Washington University students are the smartest in the country, according to a new study that bases its results off of “brain training” games of questionable significance.

It is the second ranking released by for-profit startup Lumosity, whose namesake application has more than 50 million total users, according to the company. Ranked sixth last year, Washington University users scored higher than those at the Massachusetts Institute of Technology, Harvard University and Princeton University to take the top spot of 456 different schools.

But students and faculty agree that the methodology of the study is dubious at best and offers little insight.

“To my knowledge there is no credible evidence that performance on Lumosity games is a valid indicator of academic performance or outcomes in life,” psychology professor Jeffrey Zacks told Student Life.

Because the company’s data depends on who chooses to download the app and students included in the data are not randomly selected, Zacks said the data has little scientific or practical value.

He also mentioned a recent study by researchers at Michigan State University that found that games in which players look at information and make decisions don’t actually make users smarter or have greater fluid intelligence for tasks that require different types of reasoning.

Zacks said Lumosity markets its product on false claims and that “the weight of the evidence suggests that the training tasks used by Lumosity and other commercial brain training companies do not improve intelligence.”

A representative from Lumosity could not be reached for comment over the weekend.

The only schools included in Lumosity’s study were those with at least 50 students using the app, based off of IP or email address.
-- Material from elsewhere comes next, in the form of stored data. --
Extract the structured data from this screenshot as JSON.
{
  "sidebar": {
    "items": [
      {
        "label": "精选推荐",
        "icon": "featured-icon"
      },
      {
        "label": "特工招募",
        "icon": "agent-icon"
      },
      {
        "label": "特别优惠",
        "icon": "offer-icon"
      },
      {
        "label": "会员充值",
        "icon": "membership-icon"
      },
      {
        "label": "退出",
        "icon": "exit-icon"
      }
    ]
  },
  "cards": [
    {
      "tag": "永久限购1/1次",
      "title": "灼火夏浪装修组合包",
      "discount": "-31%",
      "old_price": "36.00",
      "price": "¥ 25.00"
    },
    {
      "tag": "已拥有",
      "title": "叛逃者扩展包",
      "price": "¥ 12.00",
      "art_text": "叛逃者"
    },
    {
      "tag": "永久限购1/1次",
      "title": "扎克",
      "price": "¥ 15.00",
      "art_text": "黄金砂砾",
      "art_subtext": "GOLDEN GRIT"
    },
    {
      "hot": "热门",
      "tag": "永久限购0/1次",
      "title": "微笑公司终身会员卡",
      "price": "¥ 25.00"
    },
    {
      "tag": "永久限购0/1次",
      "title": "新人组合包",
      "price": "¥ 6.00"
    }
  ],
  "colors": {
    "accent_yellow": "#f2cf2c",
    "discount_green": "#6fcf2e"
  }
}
The study ranked students on memory, processing speed, flexibility, attention and problem solving.

“I think that it’s really great that we’re first, and I definitely agree that the kids at Wash. U. are really smart, but I have my doubts about the way the study was conducted,” junior Andrew Schoer said. “I don’t know if they can make direct comparisons between schools based on a group of people that volunteered to play games.”

Junior Melanie Stern expressed doubts about the ranking as well.

“I just don’t really know what it means to be the smartest school because that’s a term that’s so variable,” she said. “It’s just weird to make a claim like that when you’re only using a select number of people. There are smart kids at all schools, and all these sorts of rankings just seem arbitrary to me, especially in terms of the measures they use.”